Le contrat de crédit n’étant pas annulé, le contrat de crédit ne saurait l’être de plein droit sur le fondement de l’article L. 311-32 du code de la consommation dans sa version applicable au litige.
M. [N] et Mme [B] doivent donc être déboutés de cette demande.
Sur les frais irrépétibles et les dépens
Le jugement doit être confirmé en ses dispositions relatives aux dépens et frais irrépétibles de première instance.

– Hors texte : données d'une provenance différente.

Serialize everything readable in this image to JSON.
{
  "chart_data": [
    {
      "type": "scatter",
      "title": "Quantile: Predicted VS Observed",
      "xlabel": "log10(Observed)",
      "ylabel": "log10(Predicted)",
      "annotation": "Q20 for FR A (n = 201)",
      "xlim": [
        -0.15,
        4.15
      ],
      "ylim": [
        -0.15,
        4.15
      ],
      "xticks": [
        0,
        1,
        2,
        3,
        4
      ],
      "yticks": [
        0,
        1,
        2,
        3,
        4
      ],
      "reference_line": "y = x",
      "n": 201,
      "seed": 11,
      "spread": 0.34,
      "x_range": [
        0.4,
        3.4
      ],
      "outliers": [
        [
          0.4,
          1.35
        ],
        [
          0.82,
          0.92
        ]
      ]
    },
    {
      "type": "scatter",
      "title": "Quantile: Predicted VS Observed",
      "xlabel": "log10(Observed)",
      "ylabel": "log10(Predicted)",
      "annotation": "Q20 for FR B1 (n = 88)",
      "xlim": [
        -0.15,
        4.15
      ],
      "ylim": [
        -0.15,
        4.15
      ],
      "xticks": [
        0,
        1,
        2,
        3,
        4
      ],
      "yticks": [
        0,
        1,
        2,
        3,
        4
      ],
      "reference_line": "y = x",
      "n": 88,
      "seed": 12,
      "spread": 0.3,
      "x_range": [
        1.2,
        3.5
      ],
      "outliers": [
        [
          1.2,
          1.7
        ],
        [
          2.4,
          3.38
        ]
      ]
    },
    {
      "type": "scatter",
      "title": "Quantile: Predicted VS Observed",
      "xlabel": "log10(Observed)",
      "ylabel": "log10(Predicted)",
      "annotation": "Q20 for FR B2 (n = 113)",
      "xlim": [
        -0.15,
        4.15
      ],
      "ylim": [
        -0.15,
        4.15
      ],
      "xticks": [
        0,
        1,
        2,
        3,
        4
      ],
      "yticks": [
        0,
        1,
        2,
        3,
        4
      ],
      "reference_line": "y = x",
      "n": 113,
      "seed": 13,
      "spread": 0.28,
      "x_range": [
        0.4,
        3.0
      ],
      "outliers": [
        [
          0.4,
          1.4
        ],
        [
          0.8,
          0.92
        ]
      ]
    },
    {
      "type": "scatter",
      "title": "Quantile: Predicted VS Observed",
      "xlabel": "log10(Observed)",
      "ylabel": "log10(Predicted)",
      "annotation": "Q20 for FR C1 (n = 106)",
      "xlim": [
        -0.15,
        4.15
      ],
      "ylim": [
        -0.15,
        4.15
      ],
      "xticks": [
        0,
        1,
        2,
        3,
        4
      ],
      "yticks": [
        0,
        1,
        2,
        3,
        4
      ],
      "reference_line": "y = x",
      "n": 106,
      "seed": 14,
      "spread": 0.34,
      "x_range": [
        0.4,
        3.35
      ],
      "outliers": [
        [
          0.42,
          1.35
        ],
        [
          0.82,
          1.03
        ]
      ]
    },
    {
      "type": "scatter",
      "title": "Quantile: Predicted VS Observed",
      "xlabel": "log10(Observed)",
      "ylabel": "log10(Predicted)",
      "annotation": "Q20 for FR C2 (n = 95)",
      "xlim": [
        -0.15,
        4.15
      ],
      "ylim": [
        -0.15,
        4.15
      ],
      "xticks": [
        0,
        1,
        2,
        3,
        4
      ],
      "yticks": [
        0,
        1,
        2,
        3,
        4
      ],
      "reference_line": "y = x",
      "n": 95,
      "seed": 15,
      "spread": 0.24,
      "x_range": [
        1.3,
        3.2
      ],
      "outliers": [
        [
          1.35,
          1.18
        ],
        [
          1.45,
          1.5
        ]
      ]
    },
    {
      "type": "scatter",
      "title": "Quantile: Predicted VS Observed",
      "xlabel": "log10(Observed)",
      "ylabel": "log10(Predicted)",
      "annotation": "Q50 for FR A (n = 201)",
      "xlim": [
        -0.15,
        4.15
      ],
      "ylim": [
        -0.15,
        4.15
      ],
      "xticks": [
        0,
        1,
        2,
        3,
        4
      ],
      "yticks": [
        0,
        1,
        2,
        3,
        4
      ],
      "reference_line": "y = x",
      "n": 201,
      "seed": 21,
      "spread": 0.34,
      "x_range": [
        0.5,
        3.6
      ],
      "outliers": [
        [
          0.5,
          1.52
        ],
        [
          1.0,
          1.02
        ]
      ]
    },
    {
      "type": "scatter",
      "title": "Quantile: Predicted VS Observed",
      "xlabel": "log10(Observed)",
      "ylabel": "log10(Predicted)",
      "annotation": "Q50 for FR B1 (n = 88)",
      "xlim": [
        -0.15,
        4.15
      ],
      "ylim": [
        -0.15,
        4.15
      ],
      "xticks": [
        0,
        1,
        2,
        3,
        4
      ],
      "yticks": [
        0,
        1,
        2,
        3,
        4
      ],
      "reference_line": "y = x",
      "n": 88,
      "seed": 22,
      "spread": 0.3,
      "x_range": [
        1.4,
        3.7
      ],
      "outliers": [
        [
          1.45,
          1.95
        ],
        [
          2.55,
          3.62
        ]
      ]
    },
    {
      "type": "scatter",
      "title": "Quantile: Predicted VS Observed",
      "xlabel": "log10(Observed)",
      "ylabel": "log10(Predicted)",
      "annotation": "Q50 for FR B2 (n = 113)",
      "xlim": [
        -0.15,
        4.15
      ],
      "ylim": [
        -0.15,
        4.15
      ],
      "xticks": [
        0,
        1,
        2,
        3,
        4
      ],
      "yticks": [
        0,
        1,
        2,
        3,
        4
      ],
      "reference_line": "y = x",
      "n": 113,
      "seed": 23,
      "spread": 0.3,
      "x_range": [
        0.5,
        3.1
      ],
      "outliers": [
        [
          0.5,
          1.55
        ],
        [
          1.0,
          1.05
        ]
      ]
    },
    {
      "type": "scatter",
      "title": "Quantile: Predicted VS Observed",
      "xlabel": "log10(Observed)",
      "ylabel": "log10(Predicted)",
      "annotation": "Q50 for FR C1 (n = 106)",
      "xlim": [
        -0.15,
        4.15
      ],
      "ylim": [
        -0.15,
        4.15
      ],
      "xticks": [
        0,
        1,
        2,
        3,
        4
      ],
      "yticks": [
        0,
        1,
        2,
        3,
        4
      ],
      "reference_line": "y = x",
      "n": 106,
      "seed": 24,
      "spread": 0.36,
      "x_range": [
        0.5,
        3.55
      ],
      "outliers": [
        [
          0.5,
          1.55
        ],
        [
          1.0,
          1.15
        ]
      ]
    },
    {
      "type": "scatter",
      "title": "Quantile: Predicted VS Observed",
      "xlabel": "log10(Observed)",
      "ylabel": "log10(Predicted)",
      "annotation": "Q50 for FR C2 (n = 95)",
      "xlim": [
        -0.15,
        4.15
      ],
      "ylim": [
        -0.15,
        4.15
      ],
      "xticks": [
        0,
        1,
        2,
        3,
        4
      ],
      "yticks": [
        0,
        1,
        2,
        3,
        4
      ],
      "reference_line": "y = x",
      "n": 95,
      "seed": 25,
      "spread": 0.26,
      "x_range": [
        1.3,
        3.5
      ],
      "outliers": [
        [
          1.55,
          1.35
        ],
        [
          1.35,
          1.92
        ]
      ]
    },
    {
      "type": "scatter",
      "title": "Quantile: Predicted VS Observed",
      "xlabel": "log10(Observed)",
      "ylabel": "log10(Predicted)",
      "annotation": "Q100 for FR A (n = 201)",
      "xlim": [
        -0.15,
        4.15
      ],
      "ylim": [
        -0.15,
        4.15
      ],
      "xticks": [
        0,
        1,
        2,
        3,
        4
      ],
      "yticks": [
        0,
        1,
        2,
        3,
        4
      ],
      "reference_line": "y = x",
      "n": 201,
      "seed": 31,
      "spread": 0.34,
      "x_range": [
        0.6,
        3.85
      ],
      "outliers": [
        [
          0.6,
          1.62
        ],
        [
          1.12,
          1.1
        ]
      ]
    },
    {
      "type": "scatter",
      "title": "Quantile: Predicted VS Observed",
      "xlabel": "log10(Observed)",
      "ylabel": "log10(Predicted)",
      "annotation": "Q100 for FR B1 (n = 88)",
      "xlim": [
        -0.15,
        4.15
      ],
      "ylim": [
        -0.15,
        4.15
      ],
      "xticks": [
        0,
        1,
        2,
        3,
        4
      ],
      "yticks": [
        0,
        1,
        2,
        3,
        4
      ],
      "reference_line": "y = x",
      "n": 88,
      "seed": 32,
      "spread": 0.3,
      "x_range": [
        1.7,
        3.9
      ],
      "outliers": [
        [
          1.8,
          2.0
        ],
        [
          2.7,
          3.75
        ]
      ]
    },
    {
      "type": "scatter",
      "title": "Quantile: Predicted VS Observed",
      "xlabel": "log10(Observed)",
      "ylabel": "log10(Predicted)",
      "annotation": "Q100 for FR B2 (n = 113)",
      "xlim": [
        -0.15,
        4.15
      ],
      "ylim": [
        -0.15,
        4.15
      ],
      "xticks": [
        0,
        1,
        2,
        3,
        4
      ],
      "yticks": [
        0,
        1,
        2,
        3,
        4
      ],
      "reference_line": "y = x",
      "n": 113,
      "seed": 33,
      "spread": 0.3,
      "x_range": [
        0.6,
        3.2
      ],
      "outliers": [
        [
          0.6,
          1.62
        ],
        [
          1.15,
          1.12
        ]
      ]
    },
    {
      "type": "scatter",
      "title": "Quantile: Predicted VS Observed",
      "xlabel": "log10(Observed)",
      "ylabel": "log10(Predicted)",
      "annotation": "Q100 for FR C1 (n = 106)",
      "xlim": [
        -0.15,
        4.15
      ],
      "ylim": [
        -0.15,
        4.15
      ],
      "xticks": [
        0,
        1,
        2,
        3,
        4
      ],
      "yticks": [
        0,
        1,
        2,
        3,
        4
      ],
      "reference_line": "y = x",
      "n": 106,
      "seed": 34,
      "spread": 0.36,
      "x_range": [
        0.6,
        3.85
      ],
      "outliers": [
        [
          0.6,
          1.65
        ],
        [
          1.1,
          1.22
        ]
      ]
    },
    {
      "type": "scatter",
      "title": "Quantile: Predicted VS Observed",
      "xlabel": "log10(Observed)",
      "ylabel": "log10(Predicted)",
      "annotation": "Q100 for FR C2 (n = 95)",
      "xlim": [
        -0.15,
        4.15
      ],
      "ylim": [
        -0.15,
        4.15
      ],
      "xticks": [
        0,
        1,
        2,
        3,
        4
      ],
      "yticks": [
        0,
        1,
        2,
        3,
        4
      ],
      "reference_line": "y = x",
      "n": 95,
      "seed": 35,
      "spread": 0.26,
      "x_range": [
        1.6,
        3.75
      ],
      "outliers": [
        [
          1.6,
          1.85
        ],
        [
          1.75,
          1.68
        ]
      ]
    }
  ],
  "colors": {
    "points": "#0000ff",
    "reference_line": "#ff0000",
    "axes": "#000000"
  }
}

M. [N] et Mme [B] qui succombent doivent être condamnés in solidum aux dépens et à payer les frais irrépétibles engagés par la société Solfinea et il convient de les condamner à payer sur le fondement de l’article 700 du code de procédure civile à la société Solfinea la somme de 3 000 euros.
PAR CES MOTIFS
LA COUR,
Statuant publiquement par arrêt rendu par défaut en dernier ressort
Statuant dans les limites de l’appel,
Déclare irrecevable la demande de M. [U] [A] et de Mme [P] [B] tendant à voir remettre en cause leur condamnation à payer la somme de 250 euros sur le fondement de l’article 700 du code de procédure civile à la société BNP Paribas Personal Finance ;
Confirme le jugement sauf en ce qu’il a dit que la demande d’annulation des contrats fondés sur le dol était prescrite ;
Y ajoutant,
Déclare cette demande recevable mais mal fondée et en déboute M. [U] [A] et Mme [P] [B] ;
Condamne M. [U] [A] et Mme [P] [B] in solidum aux dépens d’appel,
Condamne M. [U] [A] et Mme [P] [B] in solidum à payer à la société Solfinea la somme de 3 000 euros sur le fondement de l’article 700 du code de procédure civile,
Rejette toute demande plus ample ou contraire.